Semantic validation is particularly useful for validating against criteria that are:

Subjective - Such as tone, style, or appropriateness
Contextual - Requiring understanding of relationships between elements
Complex - Where multiple interrelated factors need to be evaluated together
Hard to formalize - When rules would be too numerous or complex to express programmatically

Unlike rule-based validators that check against predefined criteria, semantic validators leverage LLMs to evaluate content based on natural language instructions. They can understand nuance and context in ways that traditional validation cannot.

When to Use Semantic Validation¶

Consider using semantic validation when:

You need to enforce style guidelines or content policies
Validating natural language content against subjective criteria
Checking for consistency across multiple fields or complex relationships
Traditional validation would require hundreds of individual rules

Remember that semantic validation requires additional API calls, which adds cost and latency to your application. Use it strategically for high-value validation needs rather than for simple constraints that can be handled with standard validators.

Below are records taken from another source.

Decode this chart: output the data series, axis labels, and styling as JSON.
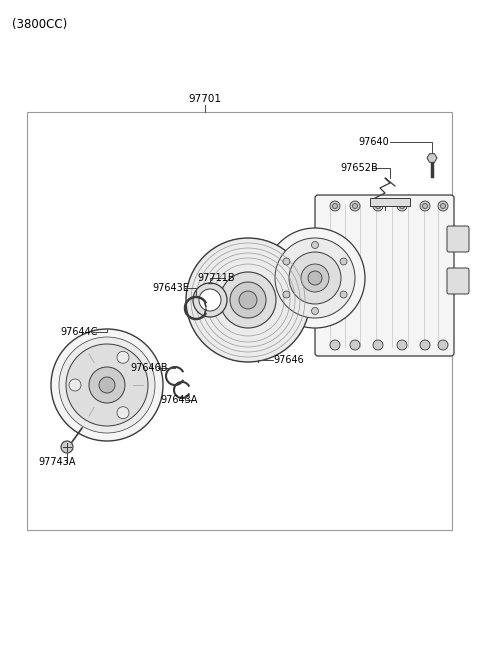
{
  "title_top": "(3800CC)",
  "bg": "#ffffff",
  "lc": "#3a3a3a",
  "lc_light": "#aaaaaa",
  "fc0": "#f5f5f5",
  "fc1": "#ebebeb",
  "fc2": "#dedede",
  "fc3": "#cccccc",
  "fc4": "#bbbbbb",
  "label_97701": "97701",
  "label_97640": "97640",
  "label_97652B": "97652B",
  "label_97643E": "97643E",
  "label_97711B": "97711B",
  "label_97646": "97646",
  "label_97644C": "97644C",
  "label_97646B": "97646B",
  "label_97643A": "97643A",
  "label_97743A": "97743A",
  "fs_title": 8.5,
  "fs_label": 7.0,
  "fs_main": 7.5
}
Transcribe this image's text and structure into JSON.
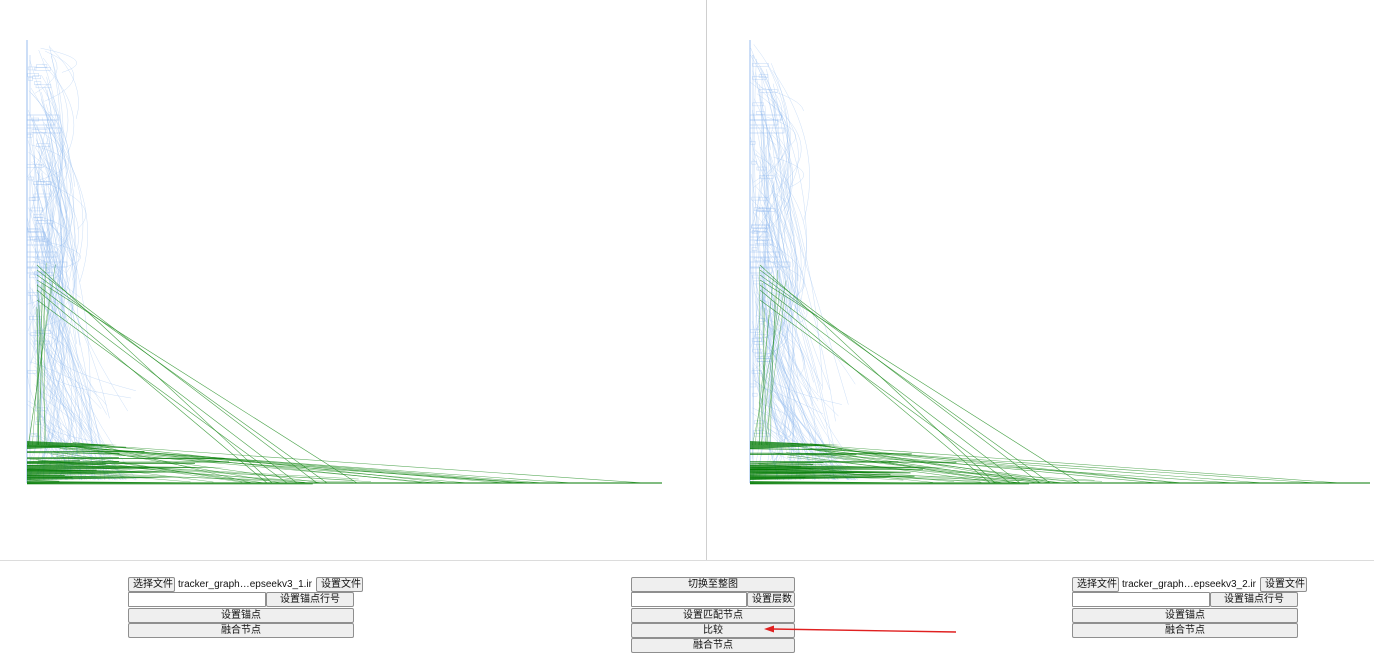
{
  "left_panel": {
    "choose_file_label": "选择文件",
    "file_name": "tracker_graph…epseekv3_1.ir",
    "set_file_label": "设置文件",
    "anchor_line_input_value": "",
    "set_anchor_line_label": "设置锚点行号",
    "set_anchor_label": "设置锚点",
    "merge_nodes_label": "融合节点"
  },
  "center_panel": {
    "switch_full_graph_label": "切换至整图",
    "level_input_value": "",
    "set_level_label": "设置层数",
    "set_match_node_label": "设置匹配节点",
    "compare_label": "比较",
    "merge_nodes_label": "融合节点"
  },
  "right_panel": {
    "choose_file_label": "选择文件",
    "file_name": "tracker_graph…epseekv3_2.ir",
    "set_file_label": "设置文件",
    "anchor_line_input_value": "",
    "set_anchor_line_label": "设置锚点行号",
    "set_anchor_label": "设置锚点",
    "merge_nodes_label": "融合节点"
  },
  "colors": {
    "edge_blue": "#8fb8ee",
    "edge_green": "#1a8a1a",
    "node_green": "#007a00",
    "annotation_arrow": "#e02020"
  }
}
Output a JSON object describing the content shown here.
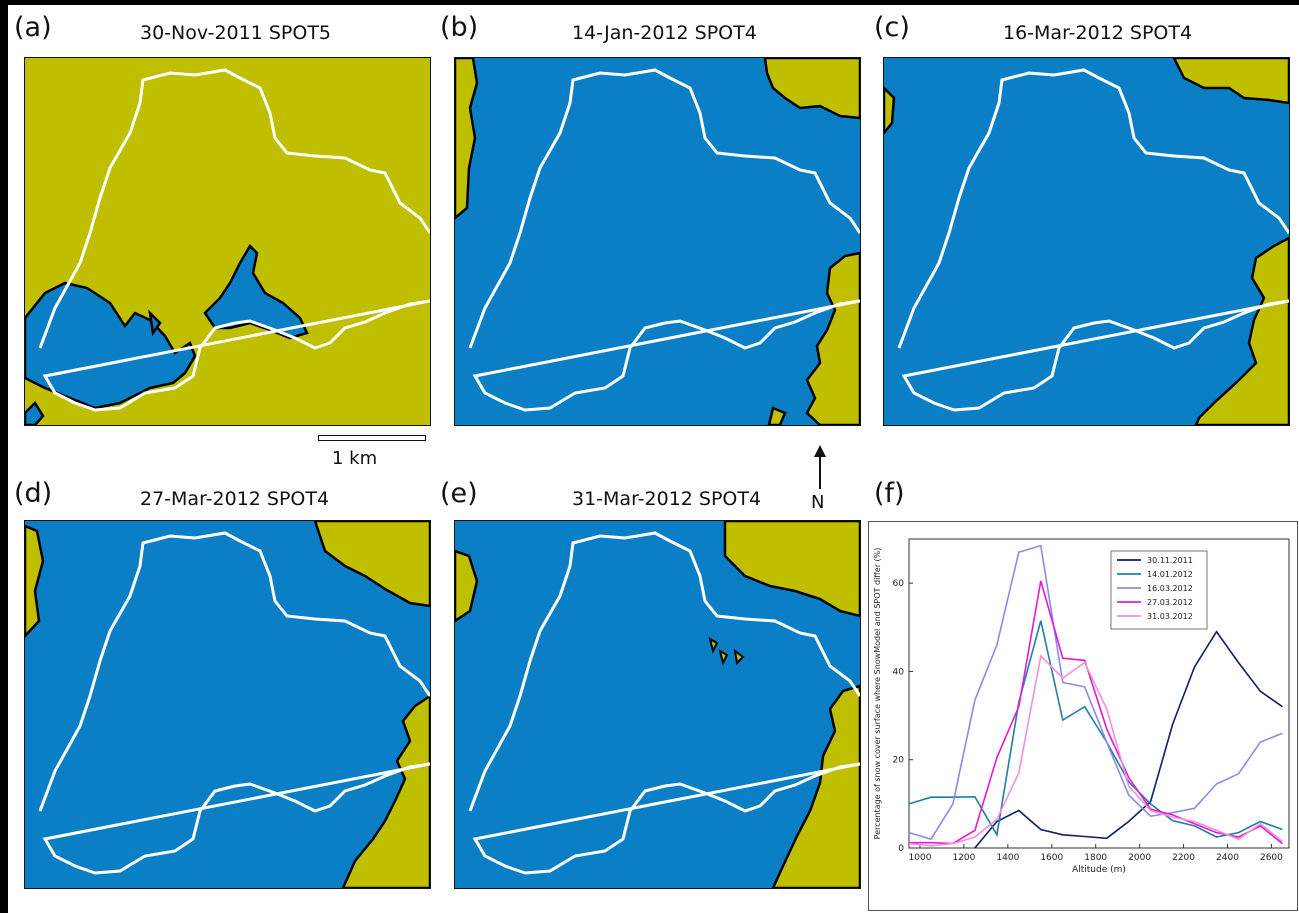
{
  "colors": {
    "snow": "#0b7fc6",
    "no_snow": "#bfbf00",
    "boundary": "#ffffff",
    "outline": "#000000"
  },
  "panels": [
    {
      "letter": "(a)",
      "title": "30-Nov-2011 SPOT5"
    },
    {
      "letter": "(b)",
      "title": "14-Jan-2012 SPOT4"
    },
    {
      "letter": "(c)",
      "title": "16-Mar-2012 SPOT4"
    },
    {
      "letter": "(d)",
      "title": "27-Mar-2012 SPOT4"
    },
    {
      "letter": "(e)",
      "title": "31-Mar-2012 SPOT4"
    },
    {
      "letter": "(f)",
      "title": ""
    }
  ],
  "scale_label": "1 km",
  "north_label": "N",
  "chart_data": {
    "type": "line",
    "xlabel": "Altitude (m)",
    "ylabel": "Percentage of snow cover surface where SnowModel and SPOT differ (%)",
    "xlim": [
      950,
      2680
    ],
    "ylim": [
      0,
      70
    ],
    "xticks": [
      1000,
      1200,
      1400,
      1600,
      1800,
      2000,
      2200,
      2400,
      2600
    ],
    "yticks": [
      0,
      20,
      40,
      60
    ],
    "grid": false,
    "legend_position": "top-center",
    "x": [
      950,
      1050,
      1150,
      1250,
      1350,
      1450,
      1550,
      1650,
      1750,
      1850,
      1950,
      2050,
      2150,
      2250,
      2350,
      2450,
      2550,
      2650
    ],
    "series": [
      {
        "name": "30.11.2011",
        "color": "#0d1f6e",
        "values": [
          null,
          null,
          null,
          0,
          6,
          8.5,
          4.2,
          3,
          2.6,
          2.2,
          6,
          10.5,
          28,
          41,
          49,
          42,
          35.5,
          32
        ]
      },
      {
        "name": "14.01.2012",
        "color": "#1f7fa3",
        "values": [
          10,
          11.5,
          11.5,
          11.6,
          3,
          33,
          51.5,
          29,
          32,
          24,
          15,
          10,
          6.2,
          5,
          2.5,
          3.5,
          6,
          4.2
        ]
      },
      {
        "name": "16.03.2012",
        "color": "#8a8aea",
        "values": [
          3.5,
          2,
          10,
          33.5,
          46,
          67,
          68.5,
          37.5,
          36.5,
          24,
          12,
          7.2,
          8,
          9,
          14.5,
          16.8,
          24,
          26
        ]
      },
      {
        "name": "27.03.2012",
        "color": "#e21bd6",
        "values": [
          1.2,
          1.2,
          1,
          4,
          20.5,
          32,
          60.5,
          43,
          42.5,
          27,
          16,
          8.8,
          7.5,
          5.5,
          3.5,
          2.5,
          5,
          1
        ]
      },
      {
        "name": "31.03.2012",
        "color": "#f48fdb",
        "values": [
          1,
          0.5,
          1,
          2.5,
          6.5,
          17,
          43.5,
          38.5,
          42,
          31.5,
          14,
          8.5,
          7,
          6,
          4,
          2,
          5.5,
          1.5
        ]
      }
    ]
  }
}
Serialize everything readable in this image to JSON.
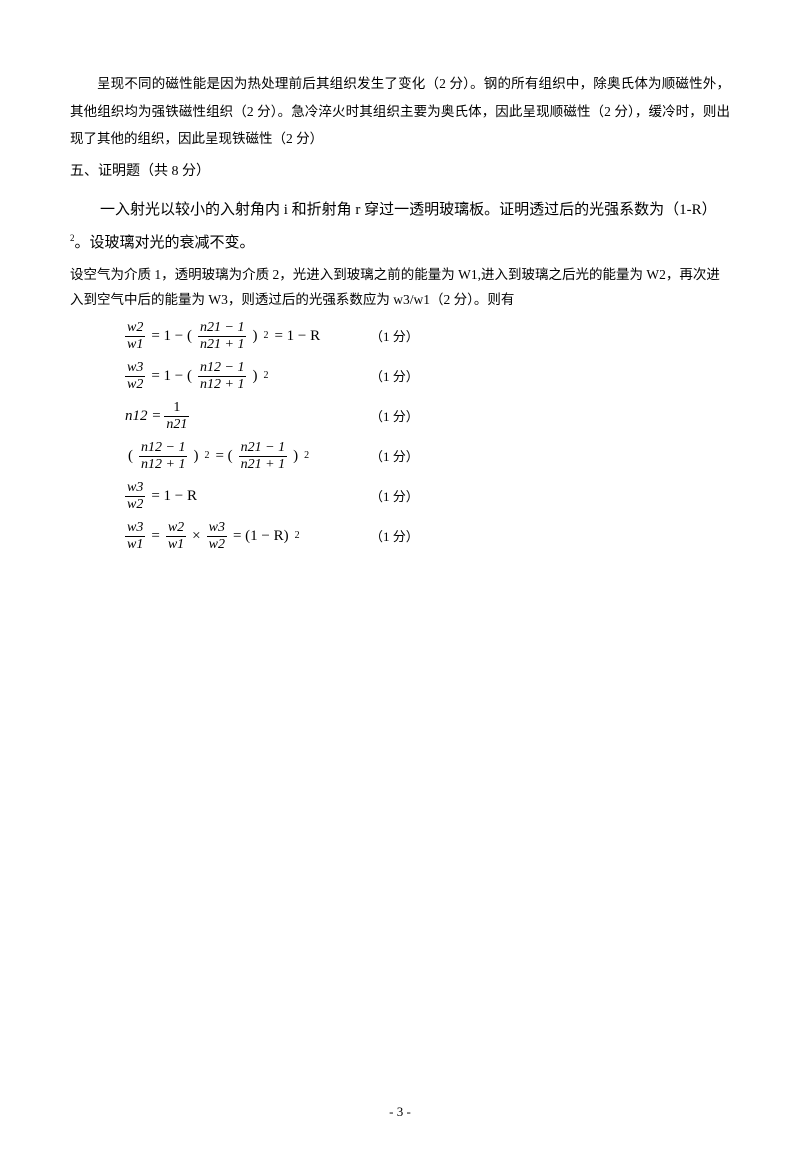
{
  "para1": "呈现不同的磁性能是因为热处理前后其组织发生了变化（2 分）。钢的所有组织中，除奥氏体为顺磁性外，其他组织均为强铁磁性组织（2 分）。急冷淬火时其组织主要为奥氏体，因此呈现顺磁性（2 分），缓冷时，则出现了其他的组织，因此呈现铁磁性（2 分）",
  "section5": "五、证明题（共 8 分）",
  "problem_a": "一入射光以较小的入射角内 i 和折射角 r 穿过一透明玻璃板。证明透过后的光强系数为（1-R）",
  "problem_b": "。设玻璃对光的衰减不变。",
  "setup": "设空气为介质 1，透明玻璃为介质 2，光进入到玻璃之前的能量为 W1,进入到玻璃之后光的能量为 W2，再次进入到空气中后的能量为 W3，则透过后的光强系数应为 w3/w1（2 分）。则有",
  "eq": {
    "r1": {
      "n1": "w2",
      "d1": "w1",
      "mid": "= 1 − (",
      "n2": "n21 − 1",
      "d2": "n21 + 1",
      "tail": ")",
      "tail2": "= 1 − R",
      "score": "（1 分）"
    },
    "r2": {
      "n1": "w3",
      "d1": "w2",
      "mid": "= 1 − (",
      "n2": "n12 − 1",
      "d2": "n12 + 1",
      "tail": ")",
      "score": "（1 分）"
    },
    "r3": {
      "lhs": "n12 =",
      "n2": "1",
      "d2": "n21",
      "score": "（1 分）"
    },
    "r4": {
      "pre": "(",
      "n1": "n12 − 1",
      "d1": "n12 + 1",
      "mid": ")",
      "eq": "= (",
      "n2": "n21 − 1",
      "d2": "n21 + 1",
      "tail": ")",
      "score": "（1 分）"
    },
    "r5": {
      "n1": "w3",
      "d1": "w2",
      "rhs": "= 1 − R",
      "score": "（1 分）"
    },
    "r6": {
      "n1": "w3",
      "d1": "w1",
      "eq1": "=",
      "n2": "w2",
      "d2": "w1",
      "times": "×",
      "n3": "w3",
      "d3": "w2",
      "rhs": "= (1 − R)",
      "score": "（1 分）"
    }
  },
  "exp2": "2",
  "page_number": "- 3 -"
}
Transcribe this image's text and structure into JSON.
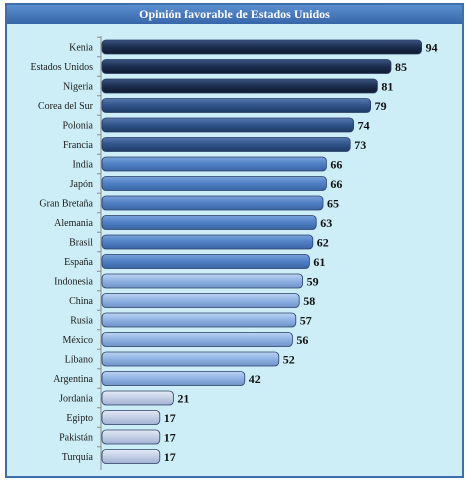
{
  "chart_data": {
    "type": "bar",
    "orientation": "horizontal",
    "title": "Opinión favorable de Estados Unidos",
    "categories": [
      "Kenia",
      "Estados Unidos",
      "Nigeria",
      "Corea del Sur",
      "Polonia",
      "Francia",
      "India",
      "Japón",
      "Gran Bretaña",
      "Alemania",
      "Brasil",
      "España",
      "Indonesia",
      "China",
      "Rusia",
      "México",
      "Líbano",
      "Argentina",
      "Jordania",
      "Egipto",
      "Pakistán",
      "Turquía"
    ],
    "values": [
      94,
      85,
      81,
      79,
      74,
      73,
      66,
      66,
      65,
      63,
      62,
      61,
      59,
      58,
      57,
      56,
      52,
      42,
      21,
      17,
      17,
      17
    ],
    "xlim": [
      0,
      100
    ],
    "grid": false,
    "highlight": {
      "category": "México",
      "color": "#cc2222"
    },
    "colors": {
      "dark": "#1c2d4e",
      "mid_dark": "#2f5389",
      "mid": "#4f7fc4",
      "light": "#8fb2e3",
      "pale": "#c3cfe6",
      "background": "#cdeef6",
      "title_bar": "#3f6fab"
    }
  }
}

Handling Validation Failures¶

When validation fails, Instructor can handle it in different ways. Learn more about:

Retry Mechanisms for automatic retries with feedback
Self-Correction for AI model self-correction techniques

Best Practices for Custom Validators¶

Be specific in error messages: Provide clear error messages that explain exactly what went wrong
Validate early: Apply validators to individual fields when possible before model-level validation
Keep validators focused: Each validator should have a single responsibility
Use type hints: Proper type hints help both Pydantic and Instructor understand your data better
Consider both validation and transformation: Validators can both validate and transform data
Choose appropriate validation type: Use rule-based validation for simple, objective criteria and semantic validation for complex, subjective, or context-dependent validation
Balance cost and benefits: Consider the additional cost and latency of semantic validation against the value it provides

For more information on validation in general, check out the Validation concepts page.

Fields - Learn about field definitions and properties
Models - Understand model creation and configuration
Types - Explore the different data types you can use

Custom validators are a powerful way to ensure the data you extract meets your specific requirements, improving the reliability and quality of structured outputs from LLMs.